1435. Hoplopterus ventralis.
The Indian Spur-winged Plover.
Charadrius ventralis, Wagl. Syst. An., Charadrius, no. 11 (1827). Hoplopterus ventralis, blyth, Cat. p. 260; Irby, Ibis, 1861, p. 237; Jerdon, B. I. iii, p. 650; Godw.-Aust. J. A. S. B. xxxix, pt. 2, p. 273; Hume, N. & E. p. 578; Hume & Oates, S. F. iii, p. 181; Blyth & Wald, Birds Burm. p. 153; Hume & Dav. S. F. vi, p. 457; Ball, S. F. vii, p. 227; Cripps, ibid. p. 300; Anders. Yunnan Exped., Aves, p, 675 ; Hume, Cat. no. 857; Scully, S. F. viii, p. 352 ; Bingham, S. F. ix, p. 196 ; Reid, S. F. x," p. 66; Oates, B. B. ii, p. 373 ; id. in Hume's N. & E. 2nd ed. iii, p. 347; Barnes, Birds Bom.. p. 335; Hume & Cripps, S. F. xi, p. 316; Sharpe, Cat. B. M. xxiv, p. 159. Hoplopterus malabaricus, apud Blyth, Ibis, 1867, p. 165; Blanf. J. A. S. B. xl, pt. 2, p. 276; nec Charadrius malabaricus, Bodd.
The Spur-winged Lapwing, Jerdon.
Coloration.
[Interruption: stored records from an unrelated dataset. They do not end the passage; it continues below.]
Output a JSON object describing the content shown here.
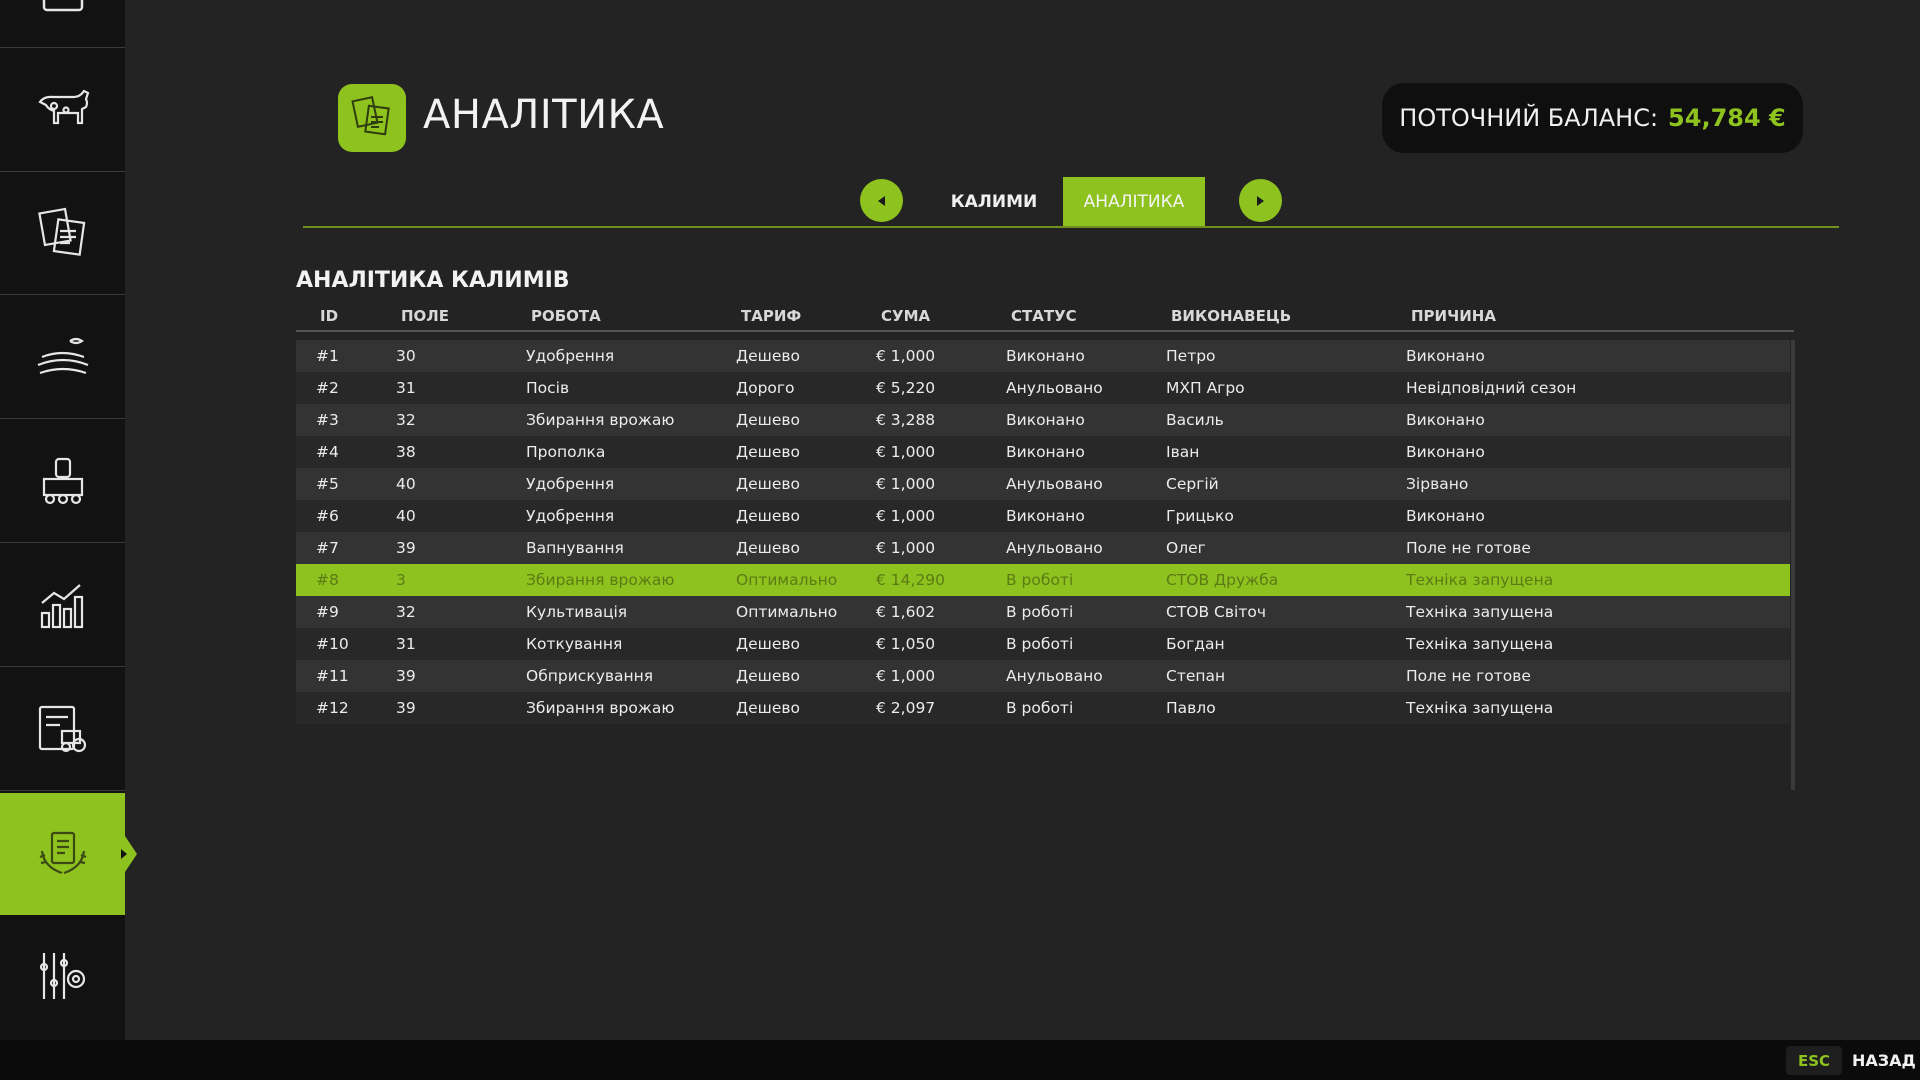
{
  "header": {
    "title": "АНАЛІТИКА",
    "balance_label": "ПОТОЧНИЙ БАЛАНС:",
    "balance_value": "54,784 €"
  },
  "tabs": [
    {
      "label": "КАЛИМИ",
      "active": false
    },
    {
      "label": "АНАЛІТИКА",
      "active": true
    }
  ],
  "section": {
    "title": "АНАЛІТИКА КАЛИМІВ",
    "columns": [
      "ID",
      "ПОЛЕ",
      "РОБОТА",
      "ТАРИФ",
      "СУМА",
      "СТАТУС",
      "ВИКОНАВЕЦЬ",
      "ПРИЧИНА"
    ],
    "rows": [
      {
        "id": "#1",
        "field": "30",
        "work": "Удобрення",
        "tariff": "Дешево",
        "sum": "€ 1,000",
        "status": "Виконано",
        "executor": "Петро",
        "reason": "Виконано"
      },
      {
        "id": "#2",
        "field": "31",
        "work": "Посів",
        "tariff": "Дорого",
        "sum": "€ 5,220",
        "status": "Анульовано",
        "executor": "МХП Агро",
        "reason": "Невідповідний сезон"
      },
      {
        "id": "#3",
        "field": "32",
        "work": "Збирання врожаю",
        "tariff": "Дешево",
        "sum": "€ 3,288",
        "status": "Виконано",
        "executor": "Василь",
        "reason": "Виконано"
      },
      {
        "id": "#4",
        "field": "38",
        "work": "Прополка",
        "tariff": "Дешево",
        "sum": "€ 1,000",
        "status": "Виконано",
        "executor": "Іван",
        "reason": "Виконано"
      },
      {
        "id": "#5",
        "field": "40",
        "work": "Удобрення",
        "tariff": "Дешево",
        "sum": "€ 1,000",
        "status": "Анульовано",
        "executor": "Сергій",
        "reason": "Зірвано"
      },
      {
        "id": "#6",
        "field": "40",
        "work": "Удобрення",
        "tariff": "Дешево",
        "sum": "€ 1,000",
        "status": "Виконано",
        "executor": "Грицько",
        "reason": "Виконано"
      },
      {
        "id": "#7",
        "field": "39",
        "work": "Вапнування",
        "tariff": "Дешево",
        "sum": "€ 1,000",
        "status": "Анульовано",
        "executor": "Олег",
        "reason": "Поле не готове"
      },
      {
        "id": "#8",
        "field": "3",
        "work": "Збирання врожаю",
        "tariff": "Оптимально",
        "sum": "€ 14,290",
        "status": "В роботі",
        "executor": "СТОВ Дружба",
        "reason": "Техніка запущена",
        "selected": true
      },
      {
        "id": "#9",
        "field": "32",
        "work": "Культивація",
        "tariff": "Оптимально",
        "sum": "€ 1,602",
        "status": "В роботі",
        "executor": "СТОВ Світоч",
        "reason": "Техніка запущена"
      },
      {
        "id": "#10",
        "field": "31",
        "work": "Коткування",
        "tariff": "Дешево",
        "sum": "€ 1,050",
        "status": "В роботі",
        "executor": "Богдан",
        "reason": "Техніка запущена"
      },
      {
        "id": "#11",
        "field": "39",
        "work": "Обприскування",
        "tariff": "Дешево",
        "sum": "€ 1,000",
        "status": "Анульовано",
        "executor": "Степан",
        "reason": "Поле не готове"
      },
      {
        "id": "#12",
        "field": "39",
        "work": "Збирання врожаю",
        "tariff": "Дешево",
        "sum": "€ 2,097",
        "status": "В роботі",
        "executor": "Павло",
        "reason": "Техніка запущена"
      }
    ]
  },
  "sidebar": {
    "items": [
      {
        "icon": "map-icon"
      },
      {
        "icon": "cow-icon"
      },
      {
        "icon": "contracts-icon"
      },
      {
        "icon": "field-icon"
      },
      {
        "icon": "production-icon"
      },
      {
        "icon": "statistics-icon"
      },
      {
        "icon": "vehicle-list-icon"
      },
      {
        "icon": "analytics-icon",
        "active": true
      },
      {
        "icon": "settings-icon"
      }
    ]
  },
  "footer": {
    "esc_key": "ESC",
    "back_label": "НАЗАД"
  },
  "colors": {
    "accent": "#8dc21f",
    "background": "#232323",
    "sidebar": "#121212"
  }
}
Crown and long occipital crest, lores, sides of face in front of the eyes, chin, and a band extending far down the throat black, the black everywhere surrounded by a white border, passing into greyish brown on the ear-coverts and sides of the neck and into light brown on the breast; back, rump, scapulars, tertiaries, and inner wing-coverts light brown ; outer smaller coverts black, separated from the black primary-coverts and black quills by a broad white bar formed of the outer median and the greater coverts, with the bases of all the quills, the white increasing on the secondaries and including the whole or nearly the whole of the two inner secondaries ; upper tail-coverts and nearly two-thirds of the tail from the base white, terminal third of tail black, narrow white tips to outer rectrices; underparts from breast white, except a broad black patch on the abdomen.
Bill black ; irides deep brown ; legs reddish black (Jerdon).
Length 12; tail 3.75; wing 7.75; tarsus 2.6; bill from gape 1.3.
Distribution. Throughout the Ganges drainage, but not on the Indus or its tributaries nor within the Bombay Presidency; this Plover is found on the Nerbudda as far west as the neighbourhood of Indore, throughout the Central Provinces, in Bengal and Orissa, and as far south as the Godavari; also in Assam, Manipur, and Burma, extending to Siarn and Southern China.
Habits, &c. This bird keeps to the beds of the larger rivers, and has a noisy call, not unlike that of Sarcogrammus indicus. It is generally seen singly or in pairs, seldom in small flocks. It breeds in Northern India in March or early in April, and lays four eggs, very much like those of the Red-wattled Lapwing, but slightly smaller, measuring on an average 1.45 by 1.07.